Relato de um Náufrago é fruto de uma história de vida ou morte em alto mar que comoveu o público. Os geniais Ninguém escreve ao coronel e A má hora foram gestados em um sótão sugestivo do bairro latino localizado em Paris. No sul dos Estado Unidos, William Faulkner, retratou em suas peças, deu vazão aos scripts. Os dramas ditatoriais, que se repercutem em romances como O Outono do Patriarca, surgiram a partir de uma temporada em Barcelona e sua forte oposição ao regime de Franco. Cantos do mundo que alimentavam a sua imaginação, enquanto recrutavam adeptos internacionais. O reconhecimento, no entanto, fez com que ele tivesse mais rejeição do que complacência pelo que ele considerava “uma mentira”.

Da amizade e outros demônios

Apesar do seu repúdio aos prêmios, aos 54 anos tornou-se o mais jovem escritor premiado desde Albert Camus. Os prêmios em seu nome foram se sucedendo, bem como sua rejeição por eles. Um dos que ganhou foi o Nobel de Literatura em 1982, onde pronunciou um discurso que tem servido de bibliografia ao longo das décadas. “A poesia, enfim, essa energia secreta da vida cotidiana, que cozinha os grãos de bico na cozinha, e contagia o amor e repete as imagens nos espelhos”, disse, colocando a lírica e a América Latina como protagonistas sobre o púlpito da Academia Sueca.

Todos os aspectos de sua vida pareciam ter saído de um roteiro de cinema e este gênero, precisamente, foi o espinho cravado em sua trajetória. E, embora em Bogotá tenha conseguido tornar-se o primeiro colunista de cinema colombiano, não conseguiria ver um roteiro seu na grande tela até 1996, em Notícia de um Sequestro. Por sua alma de aventureiro, envolveu-se, como dizíamos, em vários conflitos políticos. Destaque para o seu apoio aos revolucionários sandinistas em Nicarágua e a reintegração do Canal do Panamá.

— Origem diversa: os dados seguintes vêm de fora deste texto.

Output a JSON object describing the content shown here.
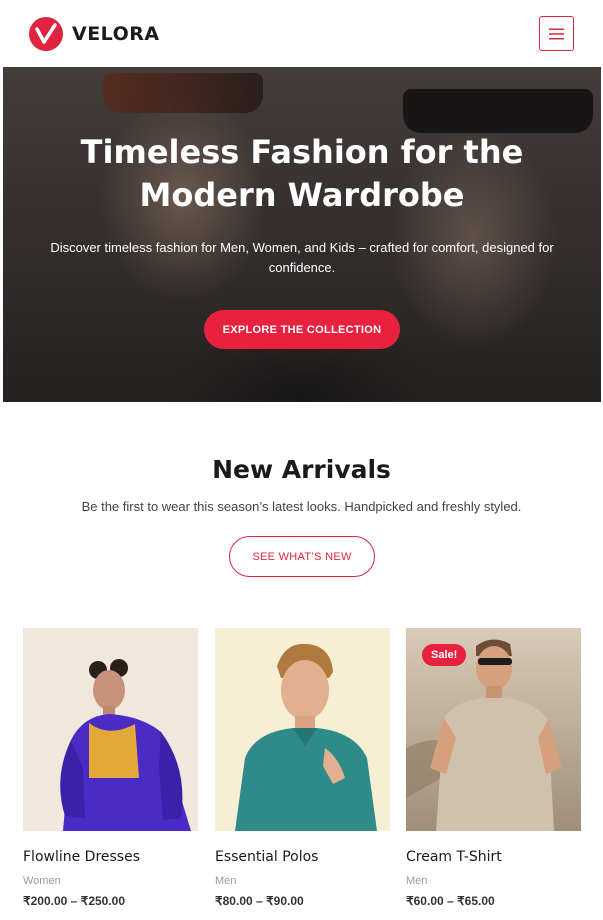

Mas, sem dúvidas, a relação mais controversa foi a que manteve com o ex-presidente de Cuba, Fidel Castro. A amizade entre os dois surgiu na chamada “Operação Verdade”, quando o líder da Revolução Cubana convocou vários veículos da imprensa internacional para limpar sua imagem. Ali estava Gabo, que respeitou até seus últimos dias uma fidelidade que o levou ao exílio.

Biografias britânicas

Nos últimos anos de sua vida, seus projetos editoriais foram publicados aos poucos: O amor nos tempos do cólera, Doze contos peregrinos, Diatribe de amor contra um homem sentado e Do amor e outros demônios. Depois de enfrentar um câncer no sistema linfático, fechou esta extensa etapa em 2004, com ecos de Kabawata (escritor japonês) em sua última obra, Memórias de minhas putas tristes.

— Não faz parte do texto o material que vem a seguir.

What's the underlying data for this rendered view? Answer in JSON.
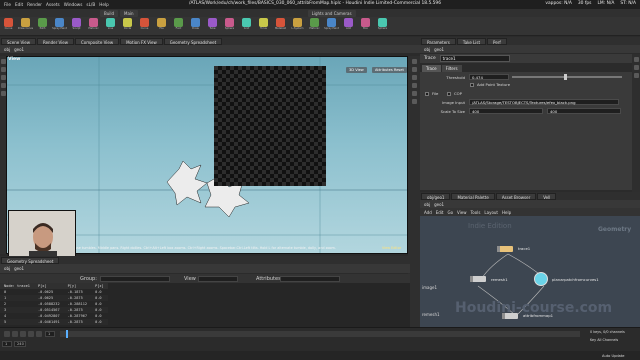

Desde a homenagem que fez ao seu irmão com a criação de Cem anos de solidão, até sua autobiografia Viver para contar, existem intermináveis volumes que trazem as façanhas do escritor colombiano. Mas a que merece um pedacinho em suas homenagens é Uma via, que foi que foi escrita por seu amigo inglês Gerald Martin. “Não se preocupe, eu serei o que você disser que sou”, o concedeu Gabo pois, como ele sempre dizia, “todos deveríamos ter um biógrafo britânico”.